Review

Amy Yao's art of contamination: Not everything is as perfect as it seems

Amy Yao’s curious exhibition at Various Small Fires starts in the gallery’s outdoor courtyard where a black, snail-like device sits atop an oil drum. The gallerist tells me it is a foam-maker, and would I like him to make me some foam?

Of course I say yes, and the device’s drooping black tube springs to life, spewing a torrent of frothy soap bubbles that accumulate on the gravel-like snow. It’s wonderful and ridiculous and just feels wrong, this needless spewing of cleaning product. As it seeps into the ground, I feel a little guilty.

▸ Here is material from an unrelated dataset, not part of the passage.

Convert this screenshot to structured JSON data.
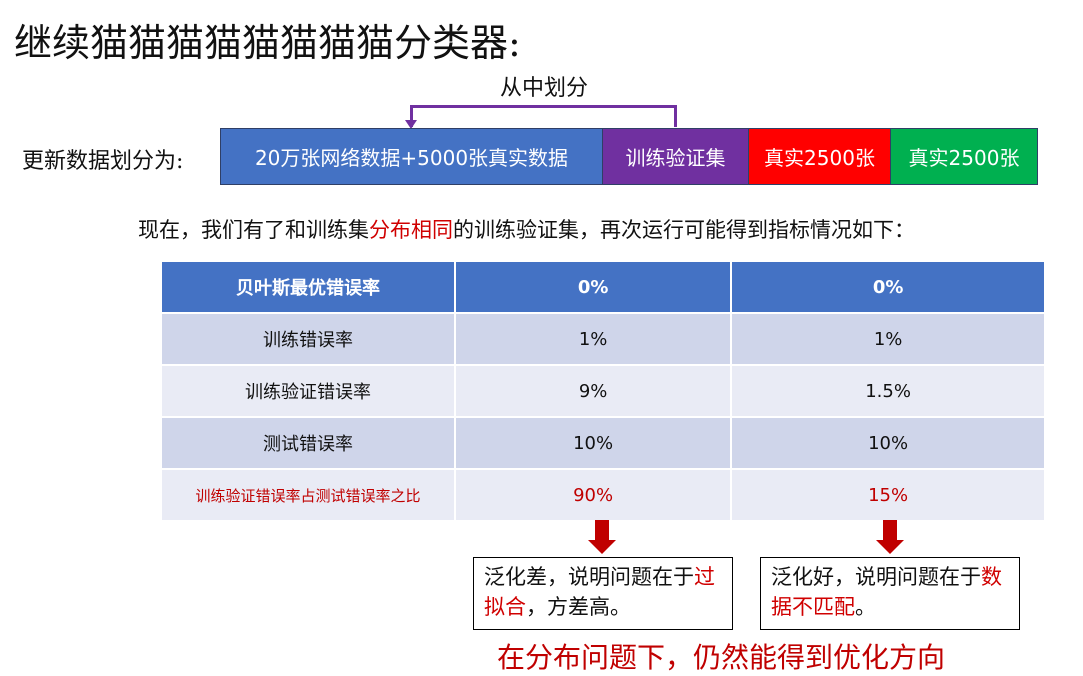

Contamination, however, is Yao’s stated theme, and the rest of the exhibition similarly mixes the industrial and the domestic in unholy ways. Shiny plastic Easter eggs wink grotesquely from a white plastic bucket of murky peanut oil. Artificial flowers burst, lively but not alive, from an opening cut in the drywall.

A nearly 4-foot-tall pyramid of rice, adulterated with fake plastic rice and real and fake pearls, sits in the center of the beige-carpeted main gallery, where you are encouraged to remove your shoes, as if entering someone’s home. A thick gray “towel” hangs nearby on a towel bar; it is made of lead, which might protect you from radiation but is also not a safe material with which to wash your face.

And did I mention that the room is littered with cast rubber brains and bones?

In the rear gallery, a diffuser issues a familiar scent: burning plastic. That must be the smell of plastic rice cooking, or art in the age of cancer.